How to Raise Funds: A Manual for Cuban Democrats
Clive Rudd, Orlando Luis Pardo Lazo
The successive “investigations” (or filtrations of intelligence) of the Associated Press (AP) and other media, that try to demonize the material support of Non Governmental Organizations (NGOs) and governments in solidarity with the democratic cause in Cuba, is not a new phenomenon nor is it exclusive to the free world.
The Cuban government has known how to utilize the attacks on the funding for democracy. This has been at the expense of committing historic malapropisms that defy any comparison with the fundraising done by José Martí and his Cuban Revolutionary Party, or even by Fidel Castro in his insatiable quest for dollars in Mexico, Costa Rica and Venezuela (which was then not to fund anti-government propaganda but to buy weapons and train armies and, in short, impose violence for life on our society).
The new form of expression of this demonizing campaign (which essentially plagiarizes the methods employed by the Havana government) is led by the AP and The New York Times (NYT). There are many other “useful idiots” but their voices don’t resonate as much. Since the time of the Sierra Maestra and the bad reporting by Herbert Matthews, Castroism has been a series of blows to maudlin effect on North American public (shameless) opinion.
It is obvious that the message of these hegemonic media cannot be so clumsy as that of the Havana dictatorship, being that they convey between the lines a subliminal message to the Good Capitalist of the North: “The donation of funds by the US Agency for International Development (USAID) and other organizations to support democracy in Cuba, far from achieving the desired objectives, is counterproductive and useless.”
This message is more than well-known.
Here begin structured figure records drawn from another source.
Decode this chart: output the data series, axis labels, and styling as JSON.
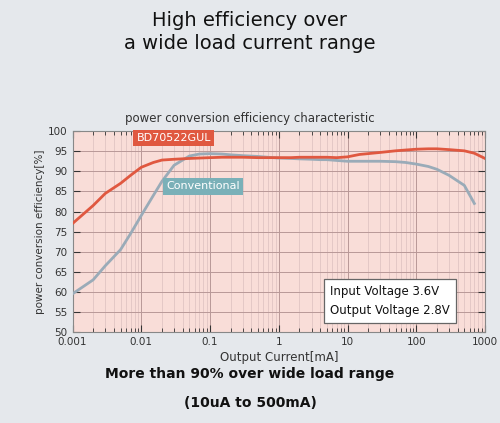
{
  "title": "High efficiency over\na wide load current range",
  "subtitle": "power conversion efficiency characteristic",
  "xlabel": "Output Current[mA]",
  "ylabel": "power conversion efficiency[%]",
  "footer_line1": "More than 90% over wide load range",
  "footer_line2": "(10uA to 500mA)",
  "xlim": [
    0.001,
    1000
  ],
  "ylim": [
    50,
    100
  ],
  "yticks": [
    50,
    55,
    60,
    65,
    70,
    75,
    80,
    85,
    90,
    95,
    100
  ],
  "background_color": "#e5e8ec",
  "plot_bg_color": "#f9ddd8",
  "grid_major_color": "#b89898",
  "grid_minor_color": "#d4b8b8",
  "bd_color": "#e05840",
  "conv_color": "#9aabb8",
  "bd_label": "BD70522GUL",
  "bd_label_bg": "#e05840",
  "bd_label_fg": "#ffffff",
  "conv_label": "Conventional",
  "conv_label_bg": "#7ab0b8",
  "conv_label_fg": "#ffffff",
  "annotation_text": "Input Voltage 3.6V\nOutput Voltage 2.8V",
  "bd_x": [
    0.001,
    0.002,
    0.003,
    0.005,
    0.007,
    0.01,
    0.015,
    0.02,
    0.03,
    0.05,
    0.07,
    0.1,
    0.15,
    0.2,
    0.3,
    0.5,
    0.7,
    1.0,
    1.5,
    2.0,
    3.0,
    4.0,
    5.0,
    7.0,
    10.0,
    15.0,
    20.0,
    30.0,
    50.0,
    70.0,
    100.0,
    150.0,
    200.0,
    300.0,
    500.0,
    700.0,
    1000.0
  ],
  "bd_y": [
    77.0,
    81.5,
    84.5,
    87.0,
    89.0,
    91.0,
    92.2,
    92.8,
    93.0,
    93.2,
    93.3,
    93.4,
    93.5,
    93.5,
    93.5,
    93.4,
    93.4,
    93.4,
    93.4,
    93.5,
    93.5,
    93.5,
    93.5,
    93.4,
    93.6,
    94.2,
    94.4,
    94.7,
    95.1,
    95.3,
    95.5,
    95.6,
    95.6,
    95.4,
    95.1,
    94.5,
    93.2
  ],
  "conv_x": [
    0.001,
    0.002,
    0.003,
    0.005,
    0.007,
    0.01,
    0.015,
    0.02,
    0.03,
    0.05,
    0.07,
    0.1,
    0.15,
    0.2,
    0.3,
    0.5,
    0.7,
    1.0,
    1.5,
    2.0,
    3.0,
    4.0,
    5.0,
    7.0,
    10.0,
    15.0,
    20.0,
    30.0,
    50.0,
    70.0,
    100.0,
    150.0,
    200.0,
    300.0,
    500.0,
    700.0
  ],
  "conv_y": [
    59.5,
    63.0,
    66.5,
    70.5,
    74.5,
    79.0,
    84.0,
    87.5,
    91.5,
    93.8,
    94.3,
    94.4,
    94.3,
    94.1,
    93.9,
    93.7,
    93.5,
    93.3,
    93.2,
    93.1,
    93.0,
    92.9,
    92.9,
    92.7,
    92.5,
    92.5,
    92.5,
    92.5,
    92.4,
    92.2,
    91.8,
    91.2,
    90.5,
    89.0,
    86.5,
    82.0
  ]
}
It is the same argument employed with impunity to lobby for the lifting of the embargo: “The embargo doesn’t work and therefore should be lifted immediately and unconditionally.”
All right, then. In the name of the Cuban and North American peoples, thank you. However, the problem lies in that to defend this argument of inefficiency, there need to be firm proofs, not opinions. Also, the most solid proofs are achieved by comparing the initial objectives of a program with its final results. Here is where things get tough because, for a serious news medium to say that a program was “amateurish and profoundly unsuccessful,” there must be access to documents that have gone cold and are now obsolete (which the AP has been able to gain) but there also must be investigative reporting done that includes access to all or the major parties involved in the matter, including the Cuban people.
As has been known from responses of certain parties included in the AP’s last crusade, all indications are that there have been lies or results have been fabricated to rate these USAID programs as “profoundly unsuccessful.”
According to his interview in the El Nuevo Herald newspaper, Aldo Rodríguez, leader of the musical group Los Aldeanos, did not receive one cent from USAID, he did not compose his songs at the request of this agency, nor did he receive a laptop from subversive foreign elements — three assertions made in an “objective” piece by AP.
These campaigns of the AP, in symbiosis with the Cuban government, to demonize fundraising in support of pro-human rights projects on the Island, have media reach precisely because the national public is a captive audience under the monopoly of the State, and also because it is not common for us Cubans to do public fundraisers, as occurs in any democratic country of the world.
In countries where there are free elections and institutions, fundraising rules and regulations have been created and there are even specialists trained in the technique of quickly and effectively raising monies for political campaigns and the propagation of ideas. This is a subject yet to be included in the curriculum for Cuban democrats and any other social actor who will not want to submit himself to a despotic governmental dictum.
It would be most useful for our civil society, inside and outside Cuba, if we would create a sort of manual for raising funds legally and efficiently to support the alternative projects on the Island. Thus, we Cubans would be the ones to judge which citizen initiatives have been successful and which ones not so much, as we learn from their results to improve those methods of collecting, distributing and utilizing funds for democracy in Cuba. The ends justify the means.
Cuba’s solvency was always handicapped by Castroism. Only a poverty-stricken people is vulnerable to enslavement. At the beginning, it was accomplished through ideological class hatred. Currently, in Castroism’s latter days, it is done through paranoia about a foreign conspiracy (even though Havana has received funding from the United Nations as well as from Qaddafi’s criminal regime).
Therefore, People, perhaps it is time for us to behave less as secret victims and more as modern members of a global economy, transparent in its accounts and convinced of the legitimacy of its anti-totalitarian mission, beyond the laws of Castroism and the media campaigns that prop it up.
Enmeshed in the Raul regime make-believe reforms, we Cubans should not lose our focus to a Fidel who is as much fossil as fatal. Despite the pathetic AP and the NYT, our radical redemption still goes by this watchword: “Within the dictatorship, nothing; against the dictatorship, everything.”*
*Translator’s note: This last line is a riff on Fidel’s famous/infamous statement, “Within the Revolution, everything; outside the Revolution, nothing,” from his so-called “Speech to the Intellectuals” delivered in June 1961.